Contes de la couleuvre


I.

Il était une fois un petit enfant à qui sa mère donnait, tous les après-midis, une petite écuelle de lait avec des morceaux de pain. L'enfant allait s'asseoir dans la cour avec l'écuelle. Mais quand il commençait à manger, la couleuvre de la maison sortait par une fissure du mur, plongeait sa petite tête dans le lait et partageait son repas. Cela amusait l'enfant et, quand il était assis là, avec sa petite écuelle, et que la couleuvre tardait à arriver, il l'appelait ainsi:

"Couleuvre, couleuvre, viens vite,
viens ici, petite bête jolie.
Ton morceau de pain tu auras,
De lait, tu te régaleras."

La couleuvre venait alors et mangeait de bon appétit. Et elle s'en montrait reconnaissante, car elle apportait à l'enfant toutes sortes de jolies choses qui venaient de ses trésors cachés: des pierres qui brillaient, des perles et des joujoux en or.
Mais la couleuvre ne buvait que le lait et laissait de côté les morceaux de pain. Un jour, l'enfant prit sa petite cuiller et donna une petite tape sur la tête de l'animal en disant: " Petite bête, mange aussi le pain. " La mère, qui se trouvait dans la cuisine, entendit l'enfant parler avec quelqu'un, et quand elle le vit taper une couleuvre avec sa cuiller, elle sortit en courant, une bûche à la main, et tua le gentil animal.
À partir de ce jour-là, il se produisit un changement chez l'enfant. Tant que la couleuvre avait partagé ses repas, il était devenu grand et PaulFort, mais à présent, il perdit ses jolies joues rouges et se mit à dépérir. Il ne se passa pas longtemps avant que l'oiseau de la mort se mette à chanter, au milieu de la nuit. Le rouge-gorge ramassa des petites brindilles et des feuilles pour en tresser une couronne mortuaire, et peu après, l'enfant fut mis en bière.

II.

Une petite orpheline était assise contre la muraille de la ville, en train de filer, quand elle vit soudain une couleuvre sortir par un trou situé dans le bas de la muraille.
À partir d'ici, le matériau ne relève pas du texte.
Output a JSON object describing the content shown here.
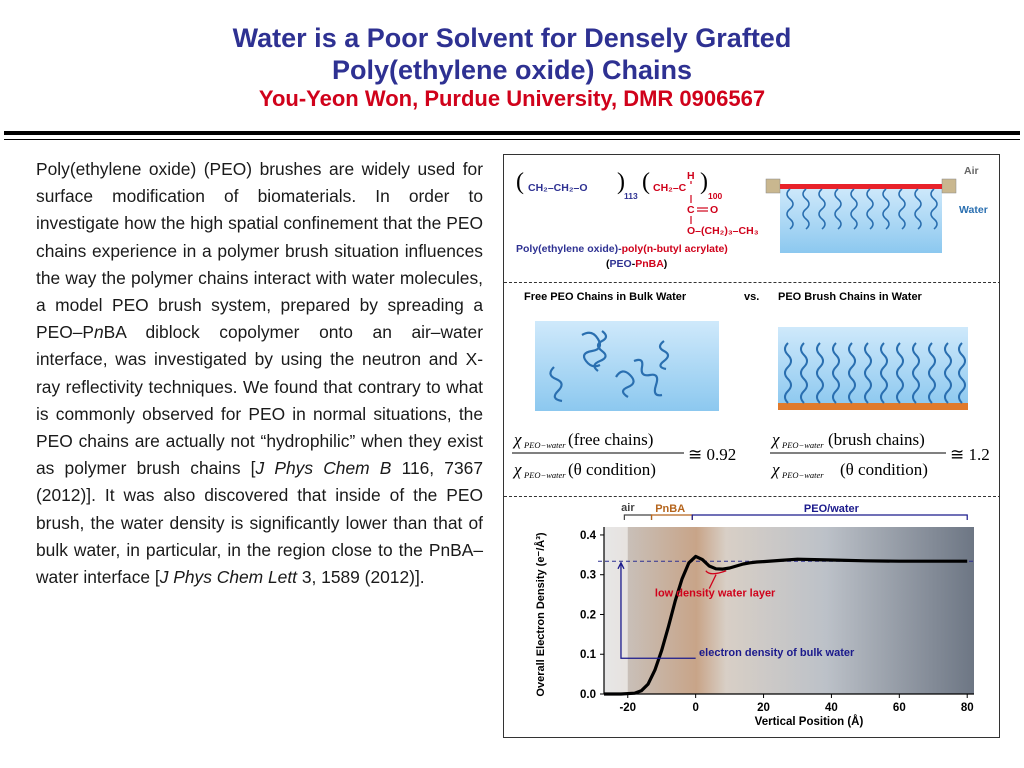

Elle se dépêcha de déployer près d'elle son foulard de soie bleue, car les couleuvres affectionnent particulièrement la soie bleue et ne viennent que sur ce tissu. Aussitôt que la couleuvre le vit, elle fit demi-tour et revint en portant une petite couronne d'or. Elle l'y posa et repartit. La fillette prit la couronne dans ses mains, elle était faite de fil d'or très finement tissé et elle scintillait. Peu de temps après, la couleuvre revint. Mais, ne voyant plus sa couronne, elle rampa vers la muraille et, de douleur, elle se mit à se cogner la tête contre celle-ci, tant que durèrent ses forces, jusqu'à ce qu'elle finisse par mourir. Si la fillette n'avait pas touché à la couronne, la couleuvre lui aurait certainement apporté encore plus de trésors de sa caverne.

III.

La couleuvre appelle: " Ouhou, ouhou ". L'enfant dit: " Sors! " La couleuvre sort, et l'enfant lui demande des nouvelles de sa petite sœur:
- N'as-tu pas vu la petite fille aux bas rouges?
- Non, je ne l'ai pas vue, et toi? Ouhou, ouhou.